Avec l'assouplissement des mesures, tout le pays (et plus encore) cuisine de la normalité à toutes les sauces. A l'heure du passeport Covid et face à un été encore flou, ce que l'on définit comme un retour à la normale est un concept qui n'existe pas vraiment et qui semble pourtant convenir à tout le monde (ou presque).

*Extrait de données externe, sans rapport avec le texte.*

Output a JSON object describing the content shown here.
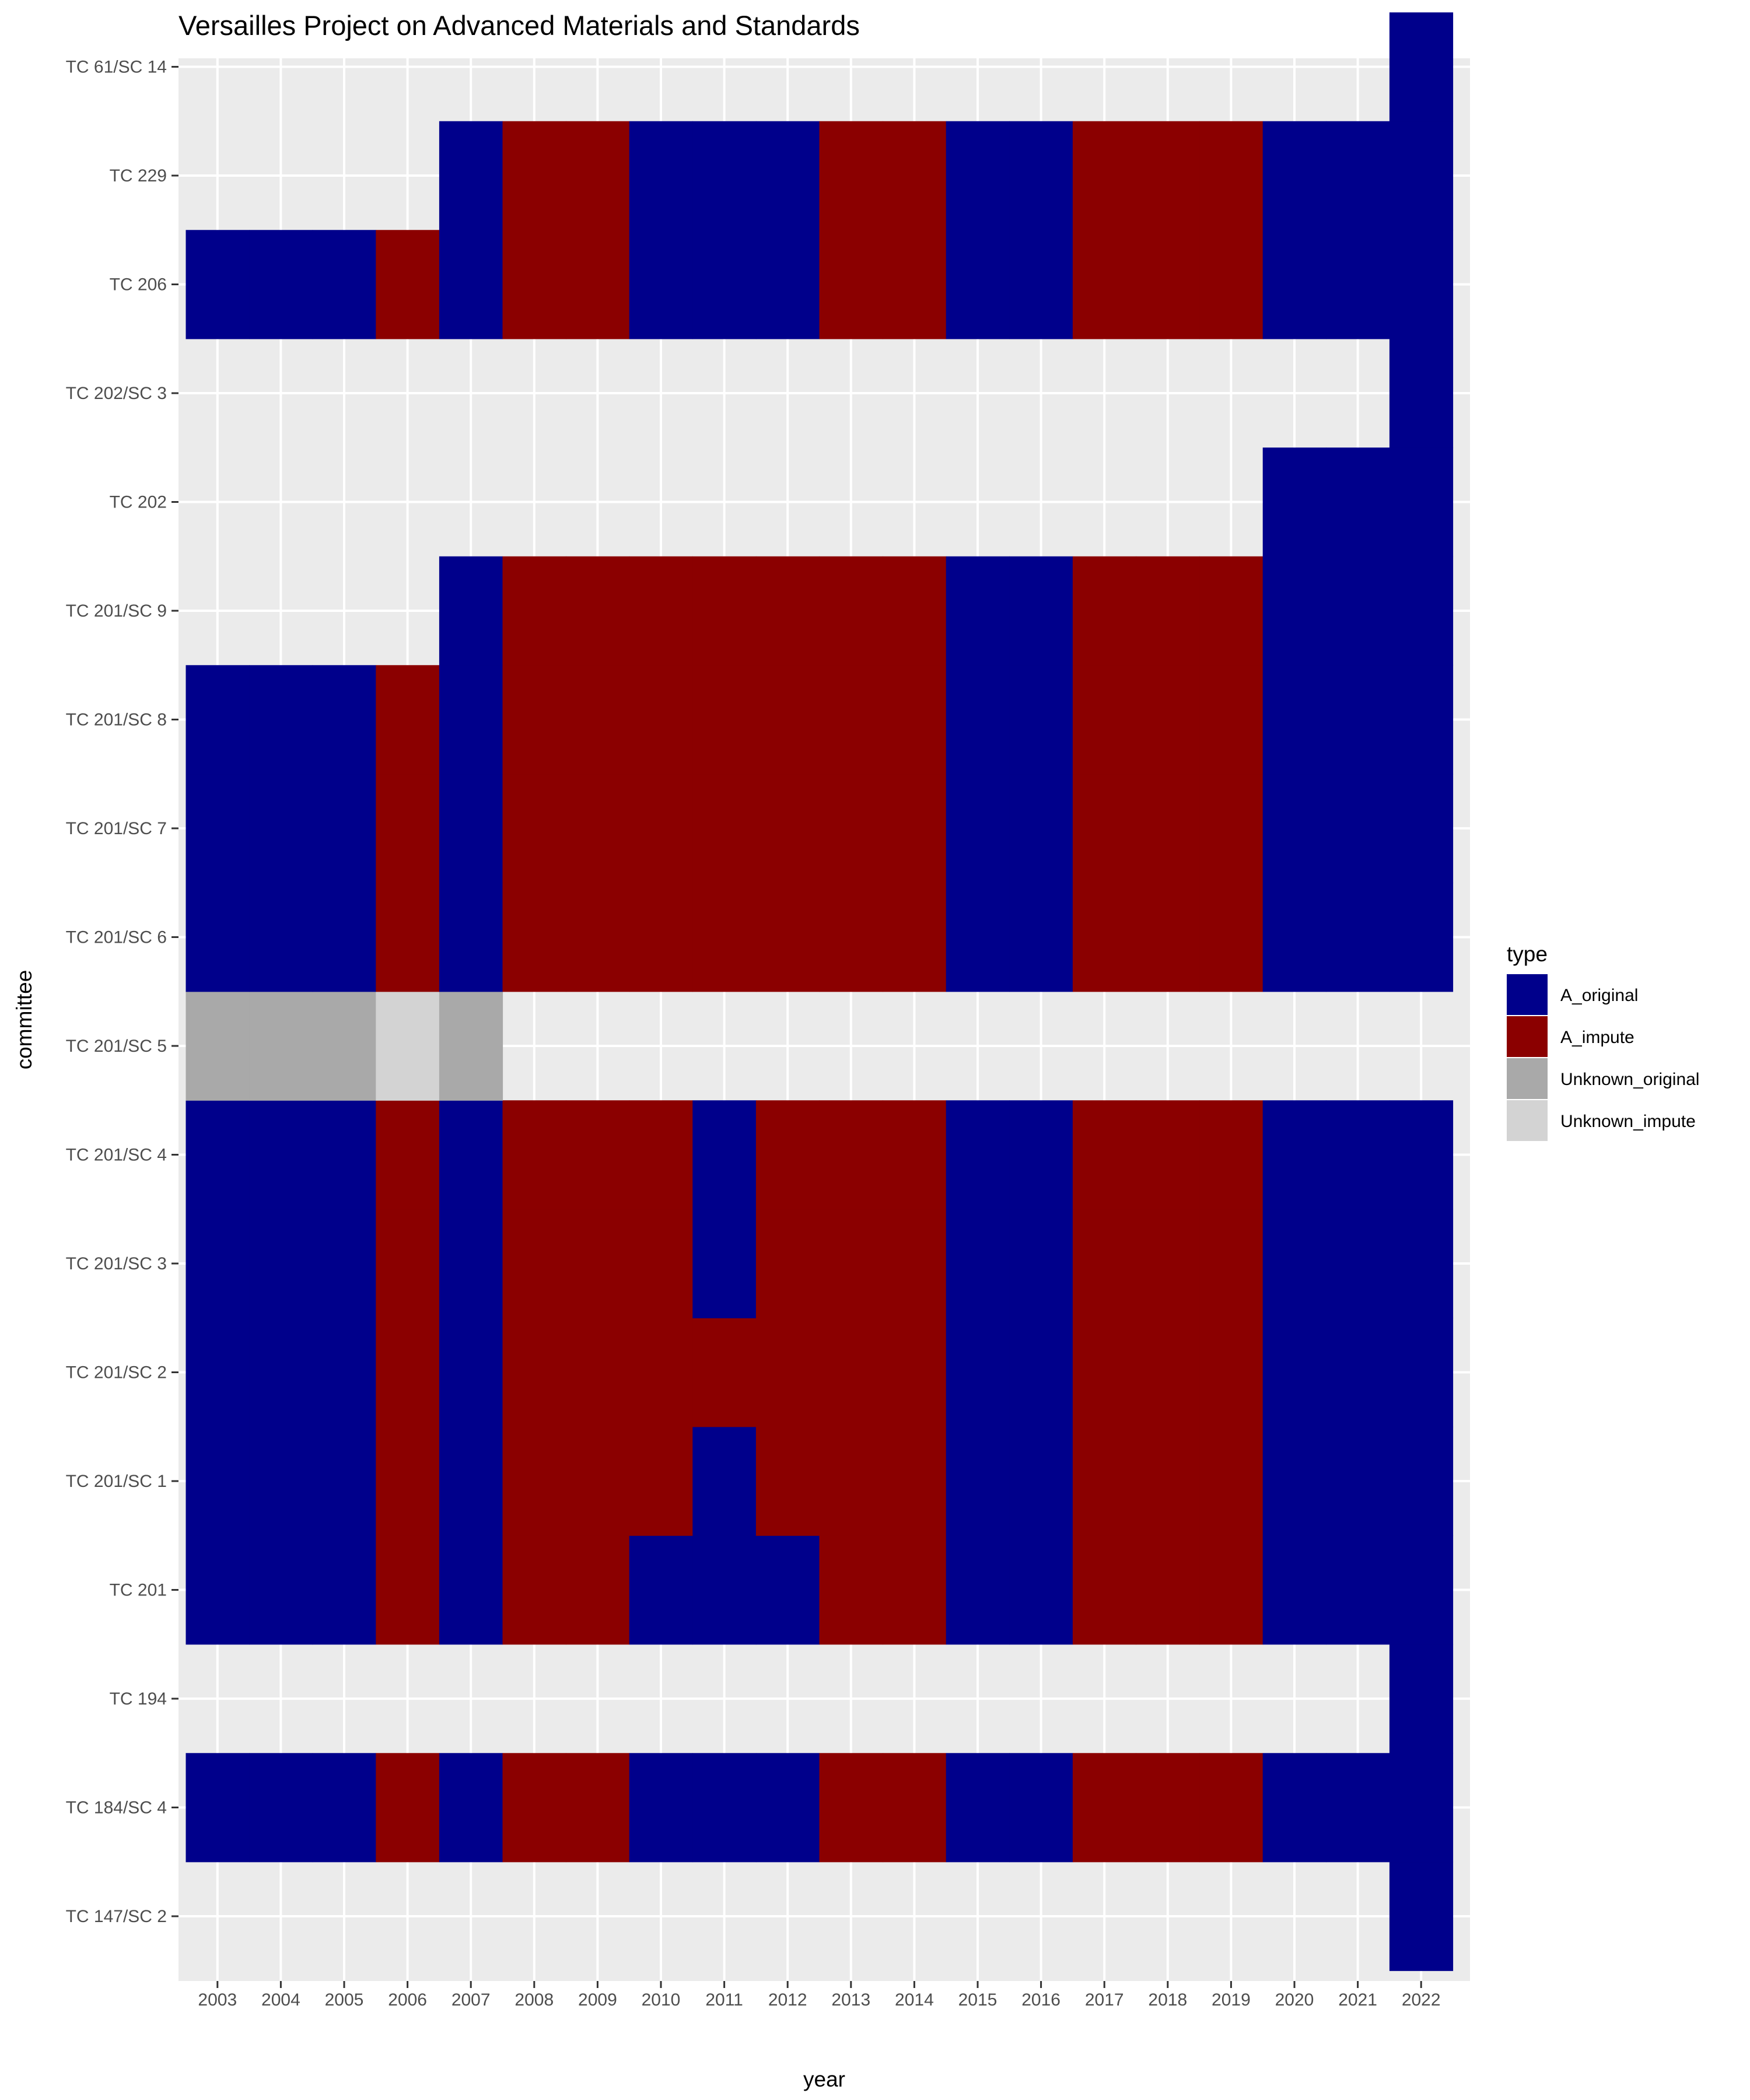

Aaaah la fantastique quête de la normalité! Quand notre président de la Confédération Guy Parmelin tentait par exemple d’expliquer les timides assouplissements du mois d'avril, il voulait avant tout rester positif en nous faisant nous concentrer sur quelque chose de rassurant et qu'on attend tous (ou presque) avec une certaine impatience:

«Nous pouvons avoir confiance que la situation va se stabiliser avec les progrès de la vaccination et qu'une certaine normalité reviendra en été»

Guy Parmelin, début avril 2021.

Détail qui a son importance: Guy Parmelin, ce jour-là, a été incapable de prononcer ce terme sans le faire précéder d'un adjectif qui dégonfle totalement son effet d'annonce. Une «certaine» normalité, comme une «espèce» de retour à la normale. Non seulement il n'est pas le seul à jongler maladroitement avec cette expression un peu fourre-tout, mais la normalité, telle qu'on la fantasme aujourd'hui, n'existe pas vraiment. C'est en tout cas l'avis de Stéphanie Pahud, linguiste à l'Université de Lausanne.

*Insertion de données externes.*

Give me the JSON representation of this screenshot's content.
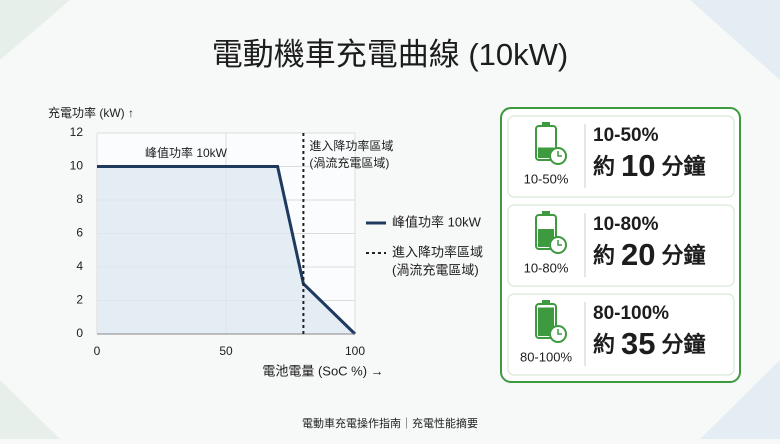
{
  "chart_data": {
    "type": "line",
    "title": "電動機車充電曲線 (10kW)",
    "y_label": "充電功率 (kW) ↑",
    "x_label": "電池電量 (SoC %) →",
    "x": [
      0,
      70,
      80,
      100
    ],
    "series": [
      {
        "name": "峰值功率 10kW",
        "color": "#1f3a5f",
        "values": [
          10,
          10,
          3,
          0
        ]
      }
    ],
    "threshold": {
      "x": 80,
      "label": [
        "進入降功率區域",
        "(渦流充電區域)"
      ]
    },
    "annotation": "峰值功率 10kW",
    "xlim": [
      0,
      100
    ],
    "xticks": [
      0,
      50,
      100
    ],
    "ylim": [
      0,
      12
    ],
    "yticks": [
      0,
      2,
      4,
      6,
      8,
      10,
      12
    ],
    "grid": true
  },
  "panel": {
    "cards": [
      {
        "icon_label": "10-50%",
        "range": "10-50%",
        "prefix": "約",
        "minutes": 10,
        "unit": "分鐘"
      },
      {
        "icon_label": "10-80%",
        "range": "10-80%",
        "prefix": "約",
        "minutes": 20,
        "unit": "分鐘"
      },
      {
        "icon_label": "80-100%",
        "range": "80-100%",
        "prefix": "約",
        "minutes": 35,
        "unit": "分鐘"
      }
    ]
  },
  "footer": "電動車充電操作指南｜充電性能摘要"
}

«La normalité est une pure fiction, parce que chacun possède la sienne, sans trop savoir ce qu'elle contient»

Stéphanie Pahud, linguiste à l'Unil.

En faisant le tour des réseaux, on en voit de toutes les couleurs de cette normalité. Et principalement au moment de tutoyer les premières terrasses. En vrac? «Un peu de normalité», «un brin de normalité», «une forme de normalité», «vraie normalité», «fausse normalité». Encore plus radical: la «NORMALITÉ» entre guillemets. Si bien que...

Quand on déguste enfin un petit café en terrasse, ne serait-on pas en train de confondre normalité avec liberté? «Tout le monde a été bousculé dans sa vie quotidienne pendant la pandémie. La normalité à laquelle la population aspire fait d'abord référence à une routine, un confort personnel qu'il faudrait absolument retrouver», explique Stéphanie Pahud, auteure de l'essai «LANORMALITÉ» (l'Age d'Homme) en 2016.

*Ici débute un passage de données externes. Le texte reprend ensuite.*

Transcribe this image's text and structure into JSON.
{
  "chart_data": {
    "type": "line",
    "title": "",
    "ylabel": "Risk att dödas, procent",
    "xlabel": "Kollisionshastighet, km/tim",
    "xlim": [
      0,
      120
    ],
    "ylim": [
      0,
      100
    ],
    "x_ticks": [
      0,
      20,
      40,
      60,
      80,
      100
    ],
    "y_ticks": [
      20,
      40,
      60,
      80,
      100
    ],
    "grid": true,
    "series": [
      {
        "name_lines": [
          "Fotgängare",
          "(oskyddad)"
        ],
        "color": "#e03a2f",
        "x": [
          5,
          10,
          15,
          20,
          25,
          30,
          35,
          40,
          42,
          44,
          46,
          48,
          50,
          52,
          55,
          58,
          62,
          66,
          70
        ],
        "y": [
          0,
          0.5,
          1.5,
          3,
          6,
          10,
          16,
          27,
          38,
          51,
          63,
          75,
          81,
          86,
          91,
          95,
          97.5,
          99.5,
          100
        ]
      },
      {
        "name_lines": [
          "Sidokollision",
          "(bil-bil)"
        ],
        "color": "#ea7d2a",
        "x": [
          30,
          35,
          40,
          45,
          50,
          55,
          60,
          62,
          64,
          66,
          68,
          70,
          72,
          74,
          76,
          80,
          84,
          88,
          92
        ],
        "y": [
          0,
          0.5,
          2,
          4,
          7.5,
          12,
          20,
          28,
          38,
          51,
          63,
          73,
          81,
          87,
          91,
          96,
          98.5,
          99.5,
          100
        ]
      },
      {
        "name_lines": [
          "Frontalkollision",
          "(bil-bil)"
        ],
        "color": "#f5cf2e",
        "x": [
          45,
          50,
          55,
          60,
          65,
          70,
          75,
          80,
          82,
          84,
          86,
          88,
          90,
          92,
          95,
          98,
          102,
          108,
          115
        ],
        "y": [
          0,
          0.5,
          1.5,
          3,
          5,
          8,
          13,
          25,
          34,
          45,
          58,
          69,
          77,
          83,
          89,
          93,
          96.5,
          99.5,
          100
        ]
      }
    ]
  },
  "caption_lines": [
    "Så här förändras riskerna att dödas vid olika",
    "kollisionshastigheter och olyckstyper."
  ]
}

D’autant que cette normalité fantasmée aujourd'hui en foulant à nouveau les salles de spectacle ou les terrasses risque d'être d'abord une grande déception puisqu'elle est encore totalement brimée. Un spectacle? Oui. Mais avec un masque et à jauge contenue. Un lunch? Oui, mais à quatre, et dehors. Aux jouisseurs de composer au mieux avec la frustration qui en découle. Une normalité qui veut dire «bah, c’est mieux que rien».

Le politicien fainéant

En politique, c'est évidemment aussi la foire à la normalité. Mais l'utilisation du terme poursuit un objectif radicalement différent de celle du citoyen lambda qui rêve d'une vie sociale retrouvée. Est-ce qu'on se souvient encore de la «(nouvelle) normalité» d'Alain Berset il y a pile une année? Celle qui précédait un retour au semi-confinement à la rentrée alors que la pandémie se renforçait une énième fois?

«Le politicien qui parle de normalité fait preuve d'une certaine paresse. Il ne s'engage à rien et ne risque pas grand-chose. C'est une sorte de formule magique d’apaisement. En appeler à la normalité c'est finalement en appeler à un consentement présupposé»

Stéphanie Pahud, linguiste à l'Unil.

En France, c'est peu ou prou le même jeu de dupes qui se joue en ce moment. Avec également une idée de «nouvelle normalité», notamment empoignée par Florian Philippot, le président du mouvement Les Patriotes, lorsqu'il décide de contrer le Premier ministre français et ses multiples assouplissements:

Alors qu'en Suisse, de plus en plus de politiciens refusent sèchement cette idée de normalité, surtout quand elle est vendue par le camp adverse, en pointant notamment du doigt les dommages collatéraux qu'elle trimballe:

Et alors que le passeport Covid semble être l'arme la plus fiable pour imaginer un retour à cette fameuse normalité, certains responsables politiques sont déjà en train de fouiller dans les mesures ou les outils actuels pour en fabriquer des règles à suivre à l’avenir, mais cette fois en CDI. Cette semaine, le PLR vaudois Olivier Français nous dévoilait son souhait de voir naître une task force permanente.

Normaliser la task force?

«Désormais, il faut préparer la suite pour faire face aux prochaines crises majeures qui pourraient affecter soudainement l'ensemble de la société»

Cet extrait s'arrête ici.